Te faço irmã pela dor.
Duzentos anos se passaram, hoje aqui somos mais numerosos que os brancos, mas a sonhada
equidade ainda é um sonho distante, as coisas permanecem como ontem.
Não ouso comparar minha dor a sua, latente e perene, incomensuravelmente maior, mas, aqui
continuarmos a ser torturados e mortos todos os dias. Mortos às vezes num rompante de emoção,
pela polícia ‘justificadamente como suspeitos’, às vezes à mingua da saúde que não nos alcança, da
comida que nos falta, da dor nos abate. Que morte dói mais: a do filho morto pela bala, ou do filho
morto pela fome?
Somos muitos e temos força, mas o branco nos convenceu da normatização de uma condição inferior,
nos convenceu que essa dor é leve, quase não existe, e então, a colocamos de lado, como se nada
fosse, e seguimos nos segurando na dignidade que acreditamos que nos valha.
Sabe, Anastácia, aqui acabamos de passar pelo carnaval, festa do povo, para o povo (será?) e esse é
um dos únicos momentos em que somos vistos…, mas como somos vistos?
Eu vivo em um estado que não é o meu, sou de São Paulo e moro em Mato Grosso do Sul, e no estado
aonde resido essa festa, o carnaval, não é comemorado como de onde vim, e, talvez por saudosismo,
talvez trazendo apenas um novo tema a uma prosa, comentando sobre o carnaval em uma roda de
conversa daqui, ouvi a seguinte frase:
‘- Legal para vocês que são morenos, no carnaval vocês entram em moda’.
…
Tem coisa que vale uma conversa, tem coisa que não vale uma observação. Respondi como que com
uma breve piada e me calei. Me afastei dali.
Te escrevo porque me senti como que com aquela bola de ferro na boca.
No carnaval somos vistos.
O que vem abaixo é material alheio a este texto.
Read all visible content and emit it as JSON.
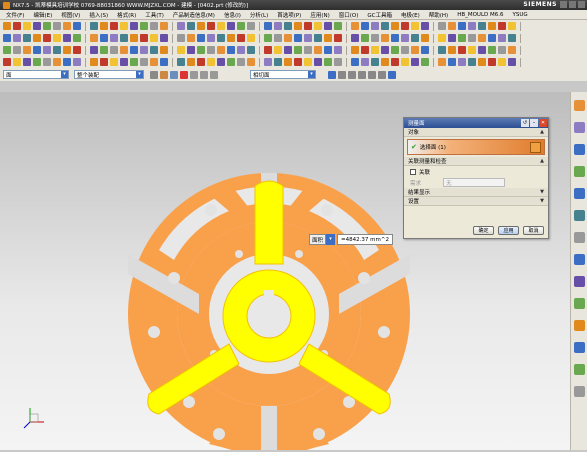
{
  "title": {
    "text": "NX7.5 - 凯蒂模具培训学校 0769-88031860 WWW.MJZXL.COM - 建模 - [0402.prt (修改的)]",
    "brand": "SIEMENS"
  },
  "menu": [
    "文件(F)",
    "编辑(E)",
    "视图(V)",
    "插入(S)",
    "格式(R)",
    "工具(T)",
    "产品制造信息(M)",
    "信息(I)",
    "分析(L)",
    "首选项(P)",
    "应用(N)",
    "窗口(O)",
    "GC工具箱",
    "电极(E)",
    "帮助(H)",
    "HB_MOULD M6.6",
    "YSUG"
  ],
  "selection_bar": {
    "filter_type": "面",
    "scope": "整个装配",
    "snap": "相切面"
  },
  "dialog": {
    "title": "测量面",
    "section_object": "对象",
    "select_face_label": "选择面 (1)",
    "section_assoc": "关联测量和检查",
    "assoc_label": "关联",
    "requirement_label": "需求",
    "requirement_value": "无",
    "section_result": "结果显示",
    "section_settings": "设置",
    "ok_label": "确定",
    "apply_label": "应用",
    "cancel_label": "取消"
  },
  "measurement": {
    "type_label": "面积",
    "value": "=4842.37 mm^2"
  },
  "colors": {
    "part": "#f9a04b",
    "selected_face": "#ffff00",
    "dialog_header": "#2d4f92"
  },
  "icons": [
    "file-new-icon",
    "open-icon",
    "save-icon",
    "undo-icon",
    "redo-icon",
    "extrude-icon",
    "revolve-icon",
    "hole-icon",
    "blend-icon",
    "chamfer-icon",
    "cube-icon",
    "sphere-icon",
    "measure-icon",
    "layer-icon",
    "wcs-icon"
  ]
}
Somos muitos. Lindos, soberbos, a pele negra brilhando o ouro, a prata, as
pedrarias e plumas. Ostentamos um orgulho da raça e cor. Somos admirados pelas curvas, pela
desenvoltura, pelo cantar, pelo dançar, uma multidão de negros, mestiços, brancos, cantando por uma
só voz o hino da igualdade. Temos pronto, no peito, o brado da libertação, e a consciência de uma
nação que se emudecerá ao final do carnaval.
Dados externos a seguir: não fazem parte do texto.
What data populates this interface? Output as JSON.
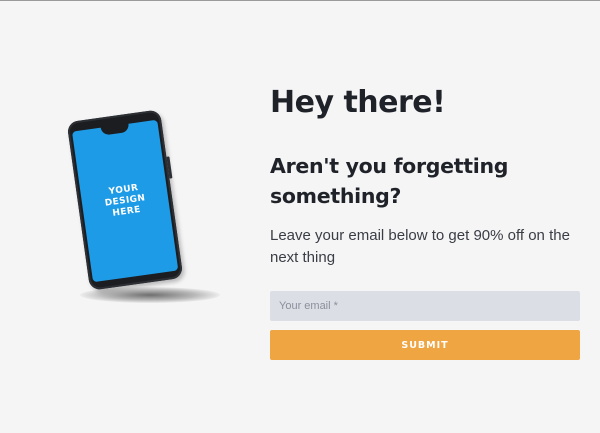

Nessa terra somos a moda do carnaval, a cor do verão, a cor do pecado… e só.
Acabou o carnaval, e então a obrigatoriedade óbvia da subserviência retorna.
’- Eu não sou racista, mas não quero um supervisor negro.’
‘- Eu não sou racista, mas esse carro legal é seu?’
‘- Eu não sou racista, mas você estuda numa Universidade Federal?’
‘- Eu não sou racista, mas esse sistema de cotas é um absurdo.’
‘- Eu não sou racista, mas devo ser atendida antes daquele negro (mesmo que ele tenha chegado
primeiro).’
‘- Eu não sou racista, mas preciso estar ao lado desse negro?’
‘- Eu não sou racista, é muito mimimi desse povo que sempre quer ser vítima.’
‘- Eu não sou racista, mas não quero um neto negro.’
Anastácia, me vejo com a bola de ferro na boca quando não ouço nos nomes a sonoridade de
sobrenomes de ascendência negra, quando não vejo nos lugares de representatividade o negro
retinto, quando ouço que meu cabelo é mais bonito preso, quando pedem para eu disfarçar meu corpo
volumoso, quando não encontro para comprar o batom escuro que amo, quando não vejo roupas com
cores e padrões que possam remeter ao continente africano, quando não ouço vozes que
acompanham meu pensamento, quando não ouço minha voz…
A máscara da passividade quando a garganta quer gritar, o opaco nos olhos daqueles que tem muito
brilho dentro de si, mas que não podem se revelar, a dor que de tanto doer se fez amiga, compreensiva,
e para tudo tem desculpa:
‘- Ele não quis dizer isso.’
‘- Ah, mas isso não é racismo!’
‘- Você se ofendeu? Para de frescura, vai!’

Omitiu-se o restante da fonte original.